Viggo Mortensen durante la conferenza stampa di The RoadLuogo affascinante la sala conferenze. Qui è particolarmente divertente il gioco delle somiglianze. Caso vuole che da anni, in sala stampa, mischiato tra le guardie (che poi come si chiamano “loro” in divisa, steward e hostess? Bah…) c’è il sosia di Dominc Purcell, il Lincoln Burrows fratello di Michael Scofield in Prison Break. Non mi fido a fotografarlo perché è grosso quanto l’originale e rischierei ripercussioni.

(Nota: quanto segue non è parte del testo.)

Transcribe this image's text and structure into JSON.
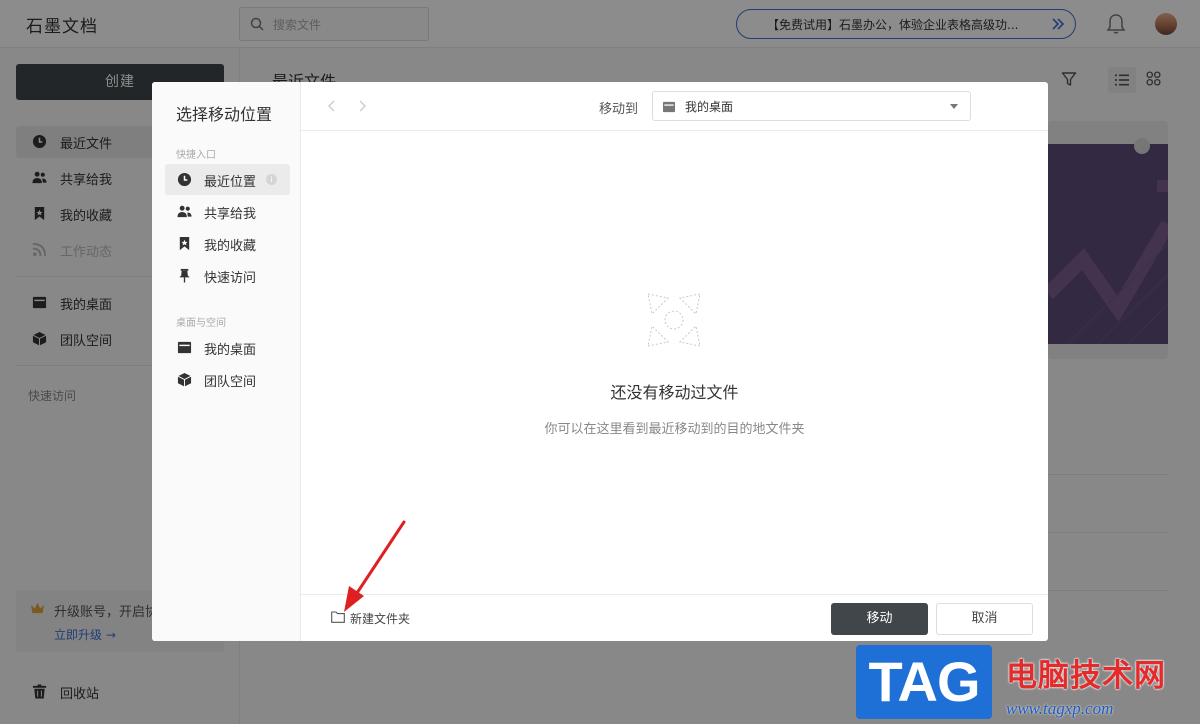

Poi c’è sempre quello che è il primo a parlare. E poi c’è sempre quello che parla e che prima di fare la domanda, se la fa, costruisce una recensione di cui vuole avere conferme da registi e attori e poi mette un punto interrogativo in coda, giusto per rendere il tutto una cosa ascoltabile. Poi c’è chi spera sempre di estrapolare ai registi o agli attori qualche confessione intima, qualche seduta psicanalitica, E a volte, come nel caso di Solondz (molto divertente il suo film, Life During Wartime), la pesca è vana. A proposito di sosia, oggi, durante la conferenza stampa di The Road di Hillcoat, Viggo Mortesen, sembrava Josh Holloway, Sawyer di Lost.

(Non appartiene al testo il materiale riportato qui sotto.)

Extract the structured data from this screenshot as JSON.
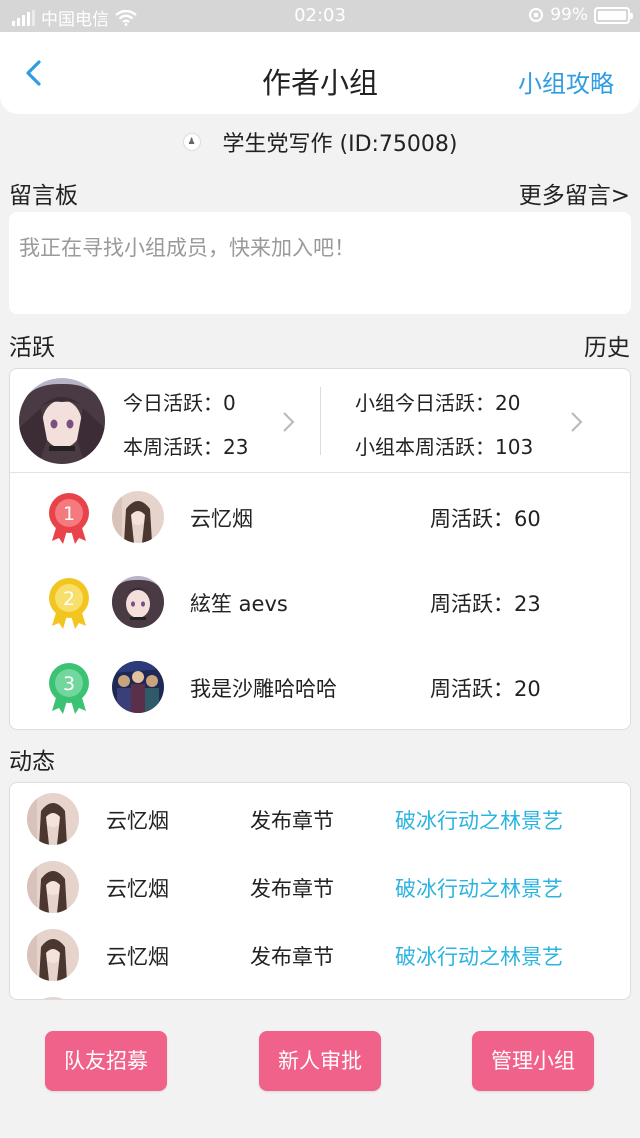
{
  "status_bar": {
    "carrier": "中国电信",
    "time": "02:03",
    "battery_percent": "99%"
  },
  "nav": {
    "title": "作者小组",
    "right_link": "小组攻略"
  },
  "group": {
    "name_id": "学生党写作 (ID:75008)"
  },
  "message_board": {
    "title": "留言板",
    "more_link": "更多留言>",
    "placeholder_text": "我正在寻找小组成员，快来加入吧！"
  },
  "activity": {
    "title": "活跃",
    "history_link": "历史",
    "mine": {
      "today": "今日活跃：0",
      "week": "本周活跃：23",
      "group_today": "小组今日活跃：20",
      "group_week": "小组本周活跃：103"
    },
    "ranking": [
      {
        "rank": "1",
        "name": "云忆烟",
        "week": "周活跃：60",
        "medal_color": "#e8434a"
      },
      {
        "rank": "2",
        "name": "絃笙 aevs",
        "week": "周活跃：23",
        "medal_color": "#f2c51f"
      },
      {
        "rank": "3",
        "name": "我是沙雕哈哈哈",
        "week": "周活跃：20",
        "medal_color": "#3cc275"
      }
    ]
  },
  "feed": {
    "title": "动态",
    "items": [
      {
        "name": "云忆烟",
        "action": "发布章节",
        "work": "破冰行动之林景艺"
      },
      {
        "name": "云忆烟",
        "action": "发布章节",
        "work": "破冰行动之林景艺"
      },
      {
        "name": "云忆烟",
        "action": "发布章节",
        "work": "破冰行动之林景艺"
      }
    ]
  },
  "buttons": {
    "recruit": "队友招募",
    "review": "新人审批",
    "manage": "管理小组"
  },
  "colors": {
    "accent_blue": "#2f9de3",
    "link_cyan": "#2bb4e0",
    "button_pink": "#f1628a"
  }
}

Certamente finora ho visto film interessanti. L’egiziano Schahrazad, Tell Me a Story, di Yousry Nasrallah, non arriverà mai in Italia (spero di sbagliarmi) ed è un peccato. Il film è interessante perché spiazza lo spettatore, prima incanalato verso una direzione specifica, poi disorientato con obliqui punti di vista, infine risistemato al suo posto con evidente imbarazzo e smarrimento. E pensare che Nashrallah è uno dei più importanti cineasti egiziani (non ho mai visto un suoi film, ma, a questo punto, mi piacerebbe). Anche Barking Water di Sterlin Harjo non arriverà mai in Italia ma è curioso nel suo sperimentare e indagare i ricordi, ma questo, comunque, non lo rende indimenticabile.
L’umanità dei film di Hillcoat e Solondz, è evidente che pur partendo da esperienze diverse e nonostante attingano da diversi pozzi d’ispirazione i due registi vogliano rappresentare diverse forme di umanità, riflette in qualche modo una certa attenzione cinematografica nei confronti delle relazioni profonde e vere, come quelle familiari, ma non solo, causa scatenante e soggetto attivo nei film visti finora (ad eccezione di Rec [2]). Sembra suggerirci un ritorno al necessario, all’imprescindibile. Al vero.
La disperazione di The Road e il cinismo di Life During Wartime, convergono e si sfiorano con un’idea di sopravvivenza che sfiora il pessimismo e la delusione più cocente. Citando Nashrallah, continuo a chiedermi se i due film siano più sociali o più politici. Ma c’è una risposta?

In compenso mi diverto molto poco quando mi rendo conto che con le lingue (anzi, con l’inglese e basta) sopravvivo e basta. Se ne deve essere accorto pure il mio compagno di stanza francese. Viggo Mortesen, nato a New York, di madre statunitense e padre danese, durante la conferenza stampa ha risposto in inglese e spagnolo, ha ricordato che ha recitato in russo, che preferisce non parlare in danese e che non conosce il norvegese ma che se vuole lo impara. Audace.
Mi aspetto e spero che Desert Flower di Sherry Hormann non mi deluda. E mi aspetto che Lourdes, di Jessica Hausner, proprio perché inserito nel concorso ufficiale, non sia banale. Illuso?